One company stepping out in front was global travel agency STA Travel which stopped selling flights on Royal Brunei Airlines, and not only refunded tickets but also decided to absorb cancellation fees imposed by the airline. STA told me they believed Brunei’s actions were in contravention of human rights, and that the new laws posed a direct safety risk to their customers, as they also apply to passengers on Brunei-registered ships and aircraft.

Meantime the Queensland Government axed plans for a partnership with Royal Brunei Airlines; major companies such as Deutsche Bank banned their staff from staying in Brunei-owned properties; and a string of British organisations confirmed they will not be holding events at the Sultan’s Dorchester Hotel, including the TV Choice Awards.

In the face of international criticism, Sultan Bolkiah announced last week they will not enforce the death penalty for homosexual sex (though of course it remains punishable by imprisonment).

However, the case highlights once again whether companies and brands should take a stand on political and social issues. As British brand consultant Steven Strickland told PR News: “It shouldn’t take George Clooney to prompt people into action.”

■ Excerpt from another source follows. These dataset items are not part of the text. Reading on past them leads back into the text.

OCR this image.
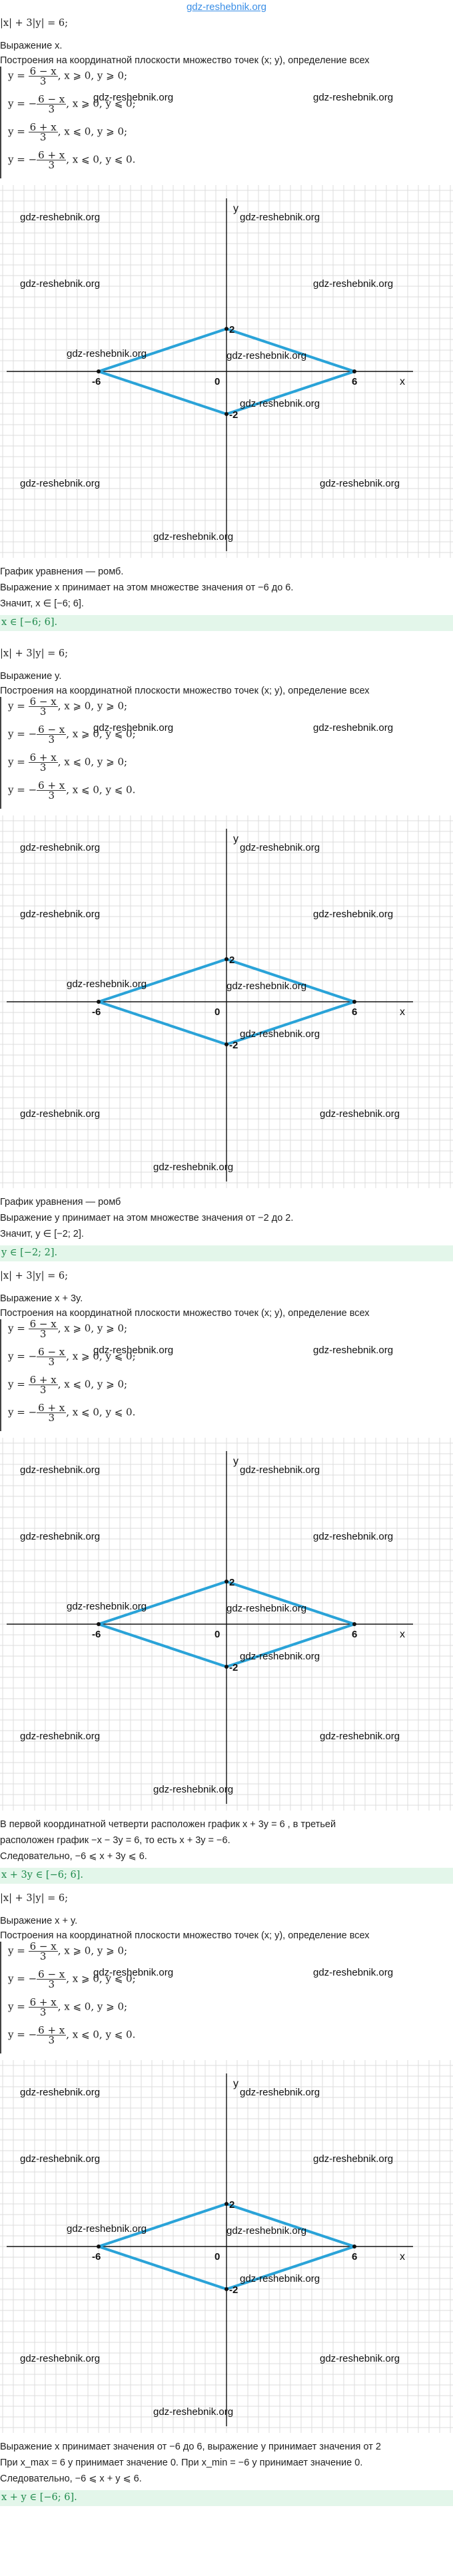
gdz-reshebnik.org
|x| + 3|y| = 6;
Выражение x.
Построения на координатной плоскости множество точек (x; y), определение всех
$y = \frac{6 - x}{3}$ , x ⩾ 0, y ⩾ 0;
y = − $\frac{6 - x}{3}$ , x ⩾ 0, y ⩽ 0;
$y = \frac{6 + x}{3}$ , x ⩽ 0, y ⩾ 0;
y = − $\frac{6 + x}{3}$ , x ⩽ 0, y ⩽ 0.
y
x
-6	6
2
-2
0
График уравнения — ромб.
Выражение x принимает на этом множестве значения от −6 до 6.
Значит, x ∈ [−6; 6].
x ∈ [−6; 6].
gdz-reshebnik.org	gdz-reshebnik.org
gdz-reshebnik.org	gdz-reshebnik.org
gdz-reshebnik.org	gdz-reshebnik.org
gdz-reshebnik.org	gdz-reshebnik.org
gdz-reshebnik.org
gdz-reshebnik.org	gdz-reshebnik.org
gdz-reshebnik.org
|x| + 3|y| = 6;
Выражение y.
Построения на координатной плоскости множество точек (x; y), определение всех
$y = \frac{6 - x}{3}$ , x ⩾ 0, y ⩾ 0;
y = − $\frac{6 - x}{3}$ , x ⩾ 0, y ⩽ 0;
$y = \frac{6 + x}{3}$ , x ⩽ 0, y ⩾ 0;
y = − $\frac{6 + x}{3}$ , x ⩽ 0, y ⩽ 0.
y
x
-6	6
2
-2
0
График уравнения — ромб
Выражение y принимает на этом множестве значения от −2 до 2.
Значит, y ∈ [−2; 2].
y ∈ [−2; 2].
gdz-reshebnik.org	gdz-reshebnik.org
gdz-reshebnik.org	gdz-reshebnik.org
gdz-reshebnik.org	gdz-reshebnik.org
gdz-reshebnik.org	gdz-reshebnik.org
gdz-reshebnik.org
gdz-reshebnik.org	gdz-reshebnik.org
gdz-reshebnik.org
|x| + 3|y| = 6;
Выражение x + 3y.
Построения на координатной плоскости множество точек (x; y), определение всех
$y = \frac{6 - x}{3}$ , x ⩾ 0, y ⩾ 0;
y = − $\frac{6 - x}{3}$ , x ⩾ 0, y ⩽ 0;
$y = \frac{6 + x}{3}$ , x ⩽ 0, y ⩾ 0;
y = − $\frac{6 + x}{3}$ , x ⩽ 0, y ⩽ 0.
y
x
-6	6
2
-2
0
В первой координатной четверти расположен график x + 3y = 6 , в третьей
расположен график −x − 3y = 6, то есть x + 3y = −6.
Следовательно, −6 ⩽ x + 3y ⩽ 6.
x + 3y ∈ [−6; 6].
gdz-reshebnik.org	gdz-reshebnik.org
gdz-reshebnik.org	gdz-reshebnik.org
gdz-reshebnik.org	gdz-reshebnik.org
gdz-reshebnik.org	gdz-reshebnik.org
gdz-reshebnik.org
gdz-reshebnik.org	gdz-reshebnik.org
gdz-reshebnik.org
|x| + 3|y| = 6;
Выражение x + y.
Построения на координатной плоскости множество точек (x; y), определение всех
$y = \frac{6 - x}{3}$ , x ⩾ 0, y ⩾ 0;
y = − $\frac{6 - x}{3}$ , x ⩾ 0, y ⩽ 0;
$y = \frac{6 + x}{3}$ , x ⩽ 0, y ⩾ 0;
y = − $\frac{6 + x}{3}$ , x ⩽ 0, y ⩽ 0.
y
x
-6	6
2
-2
0
Выражение x принимает значения от −6 до 6, выражение y принимает значения от 2
При x_max = 6 y принимает значение 0. При x_min = −6 y принимает значение 0.
Следовательно, −6 ⩽ x + y ⩽ 6.
x + y ∈ [−6; 6].
gdz-reshebnik.org	gdz-reshebnik.org
gdz-reshebnik.org	gdz-reshebnik.org
gdz-reshebnik.org	gdz-reshebnik.org
gdz-reshebnik.org	gdz-reshebnik.org
gdz-reshebnik.org
gdz-reshebnik.org	gdz-reshebnik.org
gdz-reshebnik.org
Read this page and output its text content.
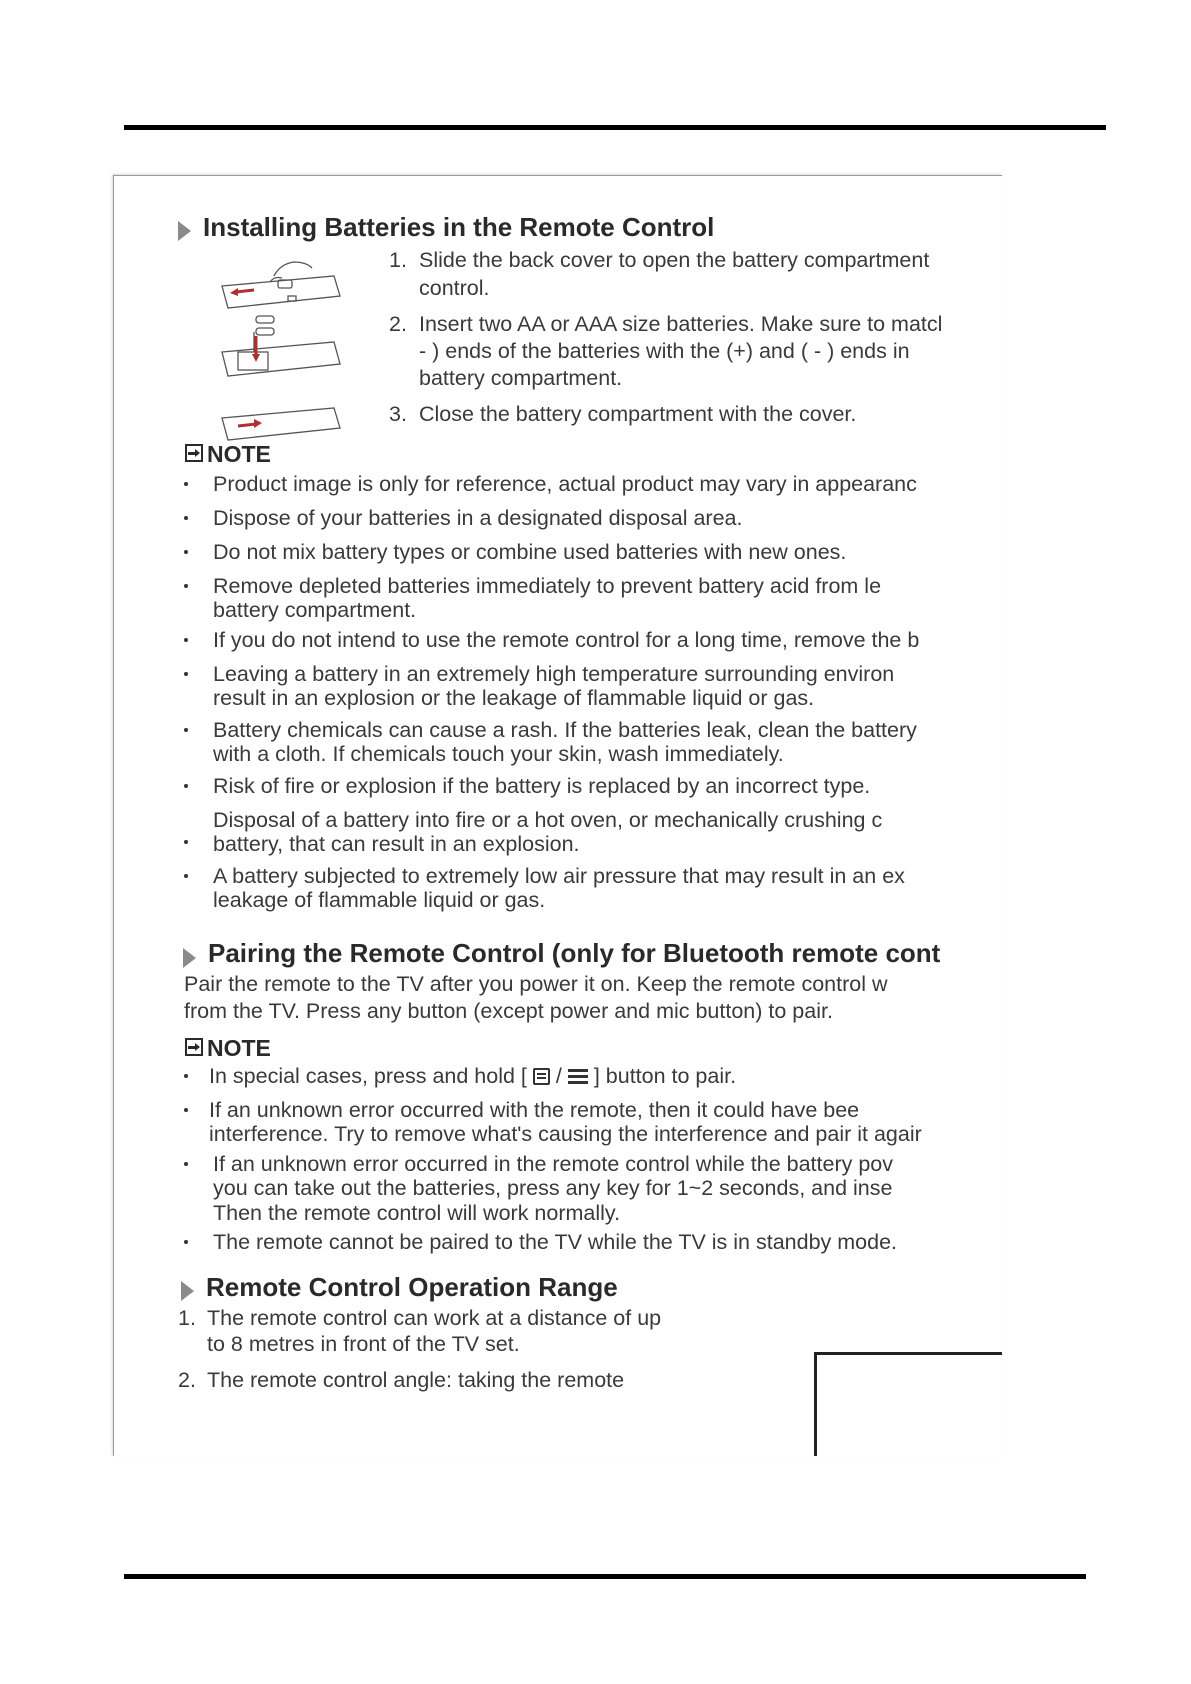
Installing Batteries in the Remote Control
1. Slide the back cover to open the battery compartment
control.
2. Insert two AA or AAA size batteries. Make sure to matcl
- ) ends of the batteries with the (+) and ( - ) ends in
battery compartment.
3. Close the battery compartment with the cover.
NOTE
Product image is only for reference, actual product may vary in appearanc
Dispose of your batteries in a designated disposal area.
Do not mix battery types or combine used batteries with new ones.
Remove depleted batteries immediately to prevent battery acid from le
battery compartment.
If you do not intend to use the remote control for a long time, remove the b
Leaving a battery in an extremely high temperature surrounding environ
result in an explosion or the leakage of flammable liquid or gas.
Battery chemicals can cause a rash. If the batteries leak, clean the battery
with a cloth. If chemicals touch your skin, wash immediately.
Risk of fire or explosion if the battery is replaced by an incorrect type.
Disposal of a battery into fire or a hot oven, or mechanically crushing c
battery, that can result in an explosion.
A battery subjected to extremely low air pressure that may result in an ex
leakage of flammable liquid or gas.
Pairing the Remote Control (only for Bluetooth remote cont
Pair the remote to the TV after you power it on. Keep the remote control w
from the TV. Press any button (except power and mic button) to pair.
NOTE
In special cases, press and hold [ / ] button to pair.
If an unknown error occurred with the remote, then it could have bee
interference. Try to remove what's causing the interference and pair it agair
If an unknown error occurred in the remote control while the battery pov
you can take out the batteries, press any key for 1~2 seconds, and inse
Then the remote control will work normally.
The remote cannot be paired to the TV while the TV is in standby mode.
Remote Control Operation Range
1. The remote control can work at a distance of up
to 8 metres in front of the TV set.
2. The remote control angle: taking the remote
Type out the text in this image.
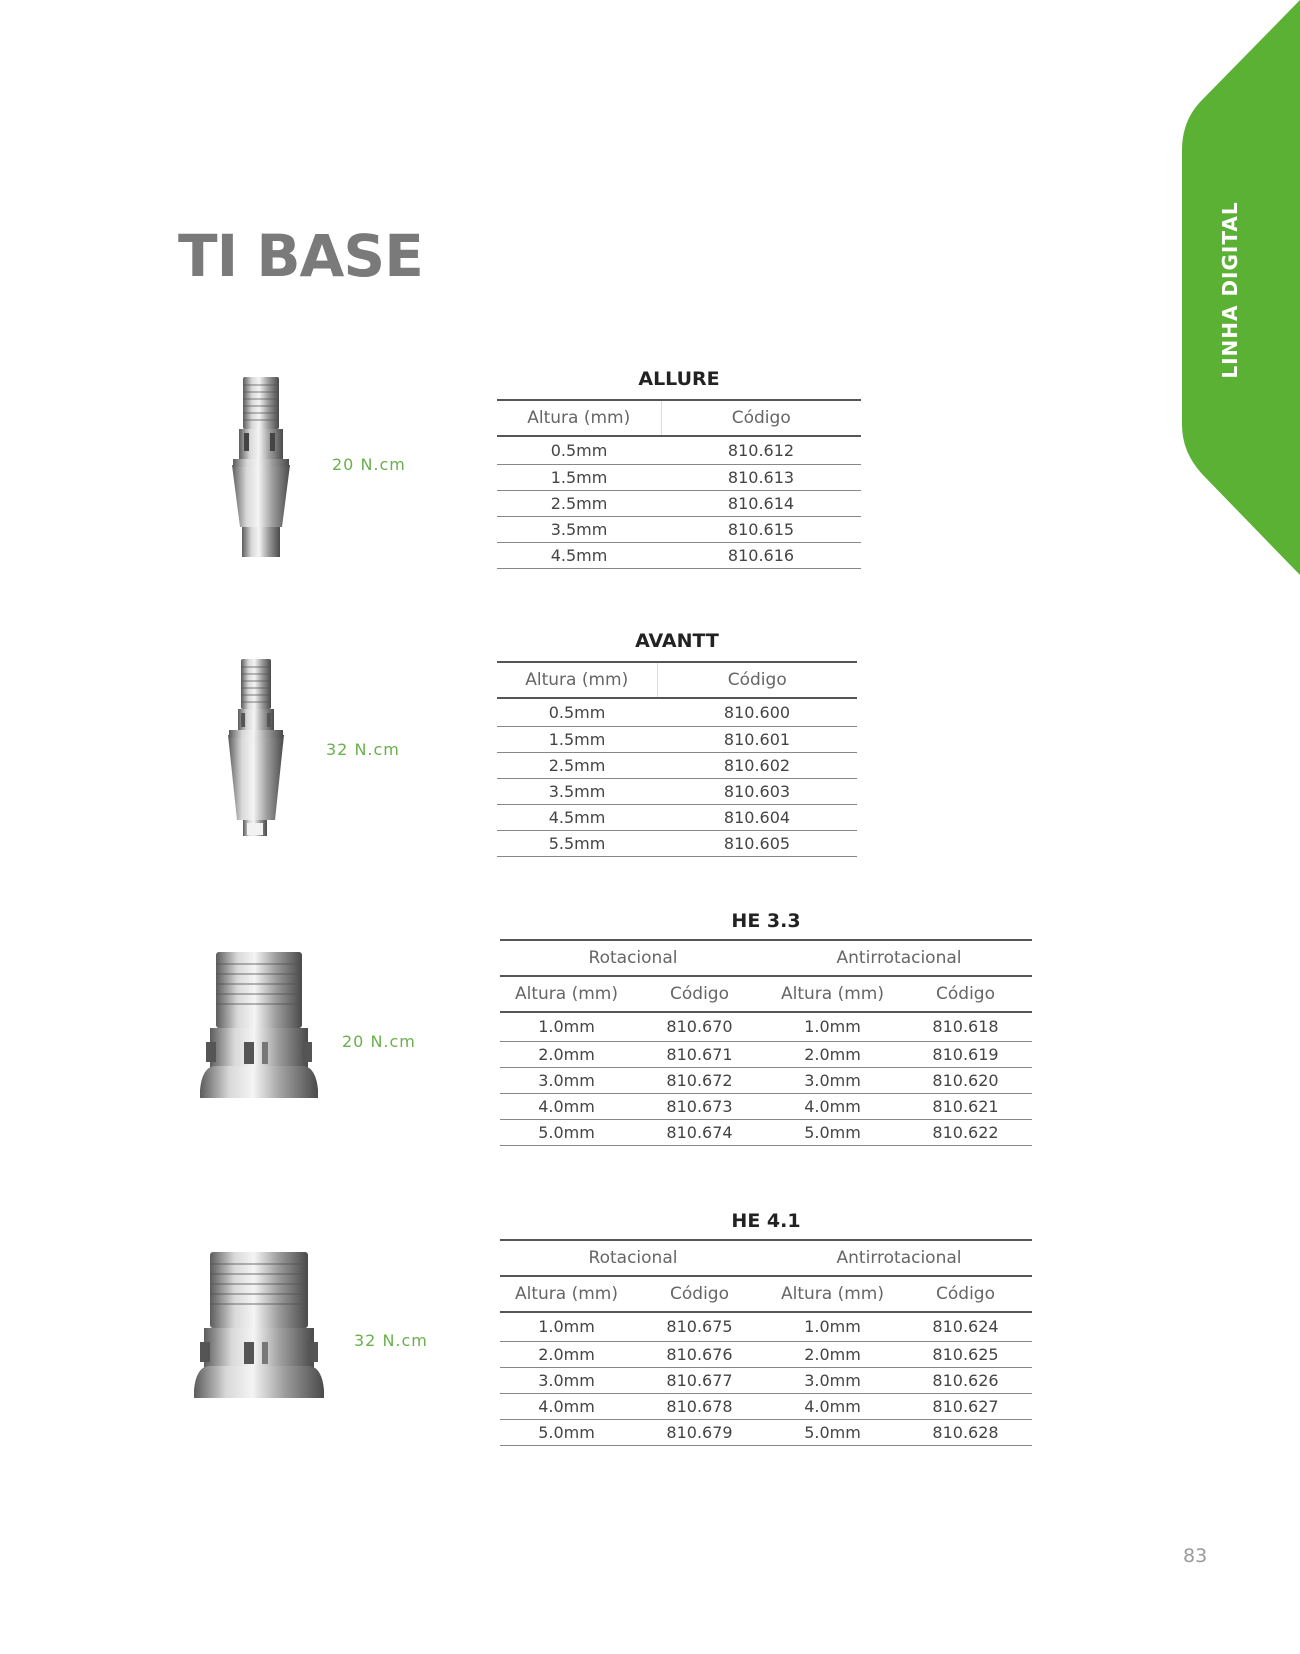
LINHA DIGITAL
TI BASE
20 N.cm
ALLURE
Altura (mm)	Código
0.5mm	810.612
1.5mm	810.613
2.5mm	810.614
3.5mm	810.615
4.5mm	810.616
32 N.cm
AVANTT
Altura (mm)	Código
0.5mm	810.600
1.5mm	810.601
2.5mm	810.602
3.5mm	810.603
4.5mm	810.604
5.5mm	810.605
20 N.cm
HE 3.3
Rotacional		Antirrotacional	
Altura (mm)	Código	Altura (mm)	Código
1.0mm	810.670	1.0mm	810.618
2.0mm	810.671	2.0mm	810.619
3.0mm	810.672	3.0mm	810.620
4.0mm	810.673	4.0mm	810.621
5.0mm	810.674	5.0mm	810.622
32 N.cm
HE 4.1
Rotacional		Antirrotacional	
Altura (mm)	Código	Altura (mm)	Código
1.0mm	810.675	1.0mm	810.624
2.0mm	810.676	2.0mm	810.625
3.0mm	810.677	3.0mm	810.626
4.0mm	810.678	4.0mm	810.627
5.0mm	810.679	5.0mm	810.628
83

There is a large and growing body of research which says the public want companies and brands to speak up about social issues. For instance, the Edelman Earned Brand Report for 2018 shows that 64% of consumers worldwide are “belief driven buyers,” up from 51% the previous year.

As a result, big brands are increasingly taking notice. Just in the last month we have seen Cadbury Australia launch it’s “Symbol for All” campaign against racism and intolerance, and Converse reap praise for its new transgender-themed sneakers as part of its Pride Collection.

Yet it has to be clearly understood that corporate activism is not without risk. A recent YouGov study in the United States showed that while more than half of millennials supported brands taking a stance on social issues, 59% of adults said they would boycott a brand if they disagreed with its public position on a particular issue.

Look no further than Australian brewer Coopers, whose CEO was forced to apologise in 2017 for a “light-hearted” YouTube video debate on same-sex marriage linking his beer to a religious group known for its opposition. Facing a threatened boycott, MD Tim Cooper asked for the video to be withdrawn and publicly stated his company’s support for marriage equality.

Most importantly, when your organisation takes a stand on a high-profile controversy it should be aligned with your values and operations, and hopefully with the values of your stakeholders. You need to do it for the right reasons, and you need to understand that a social issue at one level can easily risk creating a business issue for the organisation as a whole.